Those inflatable rollers, which look like gigantic fenders. I'm thinking they'd be handy for weekends away, when I land miles from my launching trolley.

Plus, en route, I could secure them in under-deck compartments where their buoyancy might hold off foundering, after collisions. Or explosions. :rolleyes:

And, if I persuade SWMBO to squeeze under a boom-bivouac in a calm harbour on a mild night, I could rig the rollers as 'sponsons' for extra stability. :rolleyes::rolleyes:

So, has anyone used them, for any purpose? I'm wondering if they're a nice idea which doesn't really work in practice.
 
We were using inflatable boat rollers to launch and recover my Dads speedboat in the 60s. Worked a treat.
 
Yes - I had two and used them as you describe. If you're on you're own, it's slow going getting up the beach because you have to keep moving the one popping out the stern around to the bow but the boat is very easy to move on them.
I had a 13 foot plywood cruising dinghy at the time.
Neil
 
Yes - I had two and used them as you describe.

Thanks gents.
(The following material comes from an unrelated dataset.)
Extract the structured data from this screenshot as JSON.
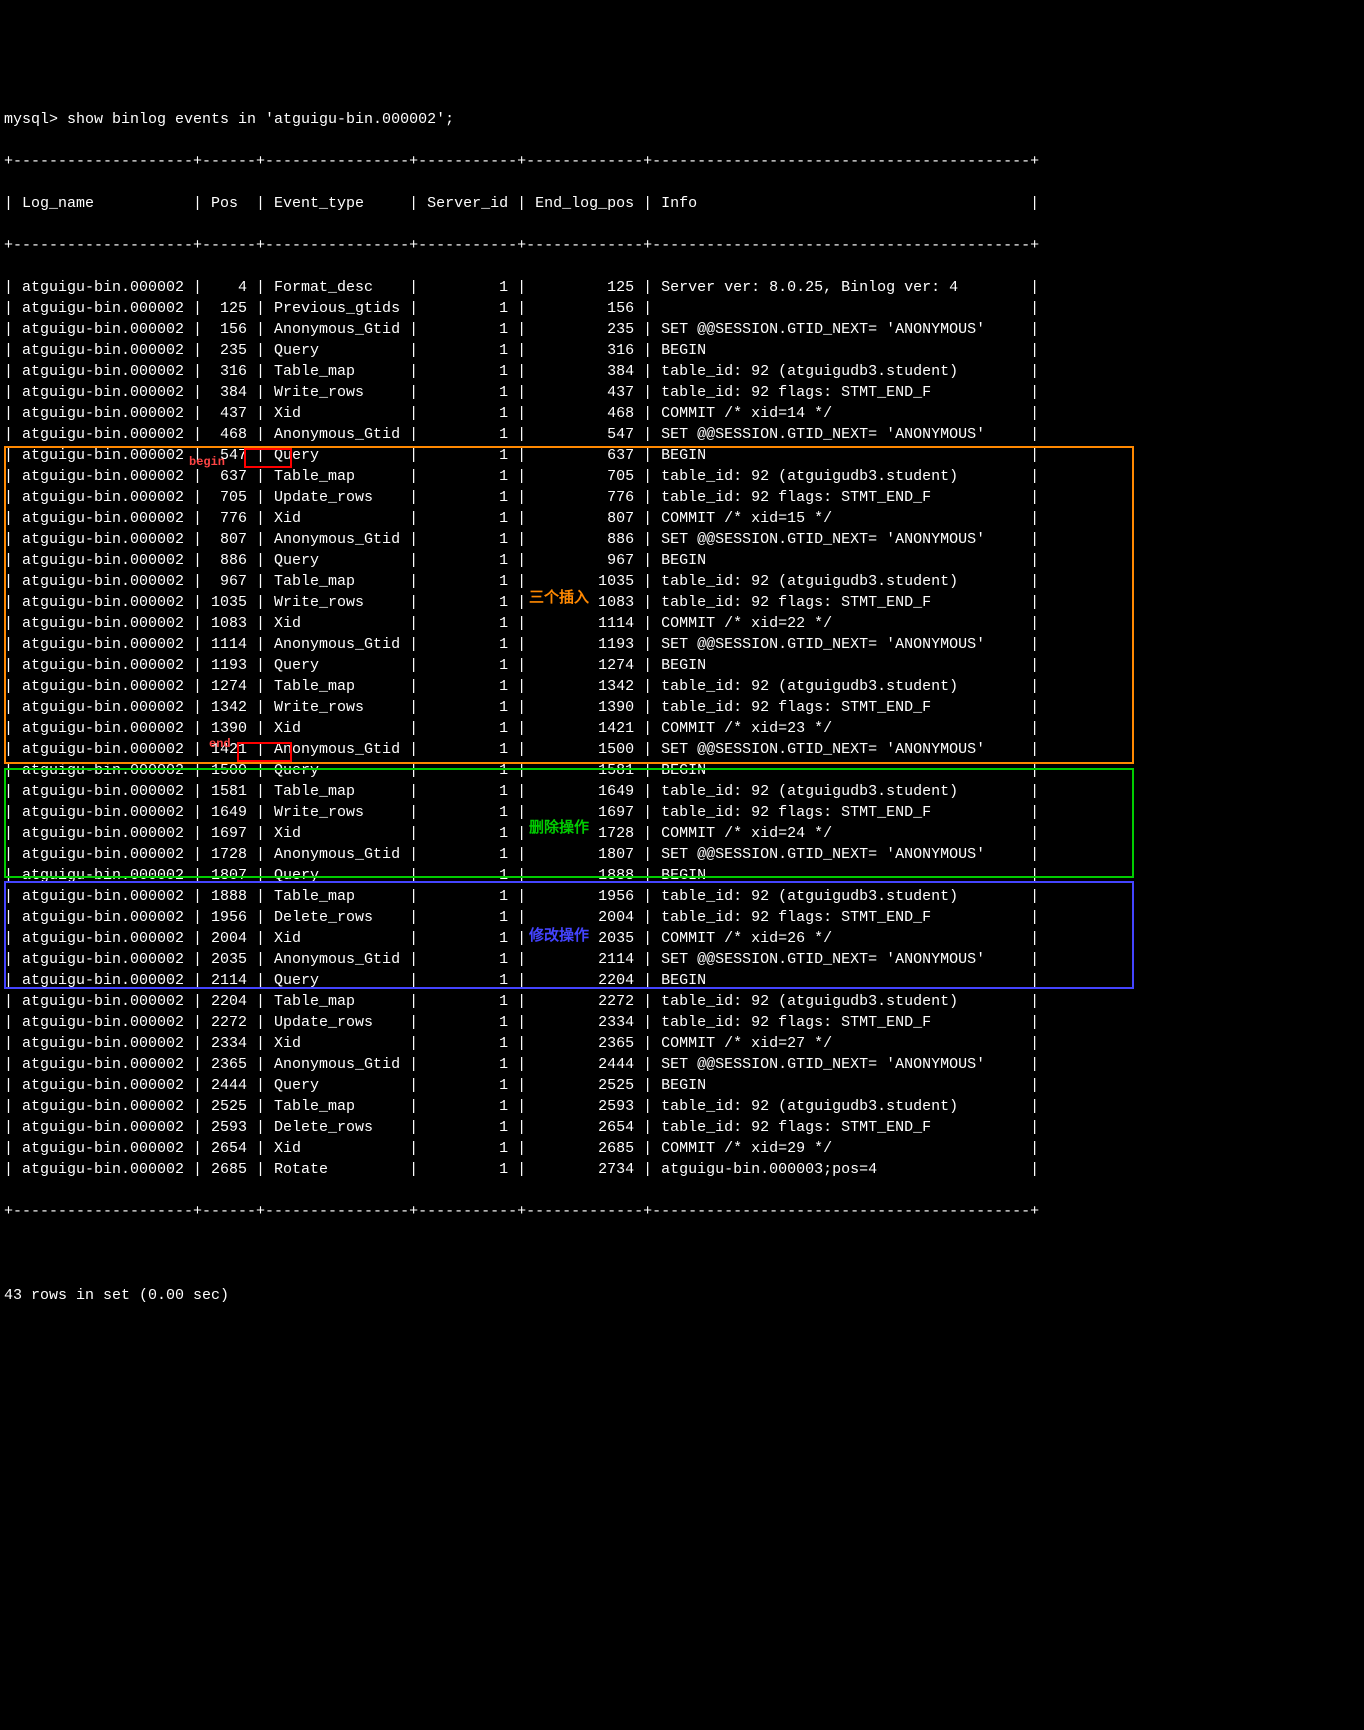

I now recall asking this question, rather recently, and getting possibly these very same answers! I will invest. :)

Hadn't noticed your leaky entry when I wrote that, Boathook! But I'm still optimistic.
 
I bought a couple to use as fenders on Kindred Spirit. I could only fit four normal fenders in the cockpit locker, which was fine in a marina but seemed a bit deficient if I had ever got her down to the West Country as planned and wanted to go alongside rugged harbour walls etc. I sewed a kind of sleeve for one of them out of an old sail, both as something to tie the lines to (I managed to work in the existing tack and clew rings) and to try to stop them being punctured. They seemed good against pressure (I jumped up and down on one, and I am far from light-weight) but I don't know how robust they really would have been against the aforementioned stone walls. They were lots cheaper than purpose-made inflatable fenders though.